The Department of Natural Resources released a report outlining a 6 percent spike in Chesapeake Bay grasses, showing signs of recovery for Maryland’s most defining feature.
The Maryland Department of Natural Resources recently reported a 6% increase in submerged aquatic vegetation, commonly known as SAV or underwater grasses, in Maryland’s portion of the Chesapeake Bay in 2022. Scientists mapped 37,297 acres of underwater grasses in Maryland during the annual survey. The results represent 47% of the state’s 2025 restoration target and 33% of the ultimate restoration goal of 114,065 acres.
The Chesapeake Bay experienced moderate to dry conditions in 2022, which may have contributed to the increase. Underwater grass acreage in the Bay decreased significantly in 2019 and 2020 after heavy rains inundated the region in 2018. The resulting runoff brought more nutrient and sediment pollution to the Chesapeake Bay, which clouds the water and blocks sunlight from reaching underwater grass beds.
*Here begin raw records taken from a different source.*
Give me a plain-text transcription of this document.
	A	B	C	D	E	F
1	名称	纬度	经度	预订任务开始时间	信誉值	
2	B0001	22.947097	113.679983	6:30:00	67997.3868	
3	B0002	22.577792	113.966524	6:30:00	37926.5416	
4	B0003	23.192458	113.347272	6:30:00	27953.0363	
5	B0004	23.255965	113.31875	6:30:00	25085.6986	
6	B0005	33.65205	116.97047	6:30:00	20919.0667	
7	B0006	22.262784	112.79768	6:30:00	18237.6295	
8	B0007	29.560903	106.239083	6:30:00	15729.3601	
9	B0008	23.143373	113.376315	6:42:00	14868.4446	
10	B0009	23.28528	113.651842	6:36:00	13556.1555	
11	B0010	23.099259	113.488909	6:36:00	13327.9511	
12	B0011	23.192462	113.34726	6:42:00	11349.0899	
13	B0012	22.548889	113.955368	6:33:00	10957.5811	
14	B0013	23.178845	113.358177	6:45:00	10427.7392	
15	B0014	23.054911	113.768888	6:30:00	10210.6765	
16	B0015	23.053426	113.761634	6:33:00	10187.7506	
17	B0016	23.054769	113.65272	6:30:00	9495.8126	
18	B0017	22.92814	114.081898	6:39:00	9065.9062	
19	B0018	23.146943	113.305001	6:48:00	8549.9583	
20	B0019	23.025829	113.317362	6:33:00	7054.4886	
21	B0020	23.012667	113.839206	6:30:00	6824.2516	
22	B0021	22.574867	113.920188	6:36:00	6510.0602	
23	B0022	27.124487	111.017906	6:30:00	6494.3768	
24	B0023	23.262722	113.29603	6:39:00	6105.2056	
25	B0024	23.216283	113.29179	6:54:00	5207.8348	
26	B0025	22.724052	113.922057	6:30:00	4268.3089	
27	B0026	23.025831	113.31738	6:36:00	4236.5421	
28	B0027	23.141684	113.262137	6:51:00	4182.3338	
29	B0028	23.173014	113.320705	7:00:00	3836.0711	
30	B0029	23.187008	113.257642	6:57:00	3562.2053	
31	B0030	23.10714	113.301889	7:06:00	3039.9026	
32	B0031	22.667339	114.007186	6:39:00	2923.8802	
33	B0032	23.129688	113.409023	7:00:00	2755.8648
Underwater grasses play a crucial role in the health of the Chesapeake Bay ecosystem by providing habitat and food for numerous species of fish, crabs, and waterfowl. They improve water quality by absorbing excess nutrients, reducing sediment erosion, and enhancing oxygen levels. Underwater grasses also reduce acidification associated with climate change, which benefits shellfish like crabs, oysters, clams, and scallops.
In 2022, underwater grasses in all or part of five Maryland rivers surpassed their restoration goals. These included the Northeast River at 111%; the Bush River at 112%; the upper Gunpowder River at 149%; the Wicomico River at 124%; and the tidal fresh portion of the Chester River at 507% (the percentage of the goal attained is so high due to a very small segment restoration goal). An additional two areas in Maryland reached 75% or more of their restoration goals, including the northern Chesapeake Bay and Mattawoman Creek.
Among the notable areas showing positive growth in underwater grasses were the iconic beds in Tangier Sound and the Susquehanna Flats, along with those found in the lower Patuxent River, the Bohemia River, the Little Choptank River and the lower Pocomoke River. In a new development, scientists observed underwater grasses in Cuckold Creek on the lower Patuxent for the first time since the survey began in 1984.
More than 15 species of underwater grasses are common throughout the Chesapeake Bay and are distributed primarily based on their salinity tolerance. More than a dozen species are found in the less salty and freshwater regions of the upper Bay and tributaries. In the moderately salty waters of the mid-Bay, only about four species of grasses are commonly observed; and in the saltiest regions of the lower Bay, only widgeon grass and eelgrass are found. Eelgrass has been recovering in the lower Bay and is an important habitat to protect juvenile blue crabs; while widgeon grass recently replaced eelgrass as the most abundant underwater grass species in the Bay.
The favorable conditions in 2022 played a crucial role in the observed increases in the abundance of widgeon grass in areas with lower to medium salinity, known as mesohaline areas. However, the tidal fresh portions of the Bay and areas with lower salinities displayed minor declines in freshwater SAV species.
Significant declines in underwater grasses were observed on the upper Western Shore, particularly in the Gunpowder and Middle Rivers and adjacent upper Chesapeake Bay shorelines.
The 2022 distribution of underwater grasses in the Bay and its tributaries were mapped during the annual aerial survey conducted by the Virginia Institute of Marine Science, using multispectral digital imagery and satellite imagery. The aerial imagery was acquired between May and October 2022, encompassing 180 flight lines. To supplement gaps in the aerial imagery and to provide a complete dataset for the Chesapeake Bay, additional imagery was acquired from Maxar, Planet Labs, and Spot Image. Bay-wide results are reported by the Chesapeake Bay Program.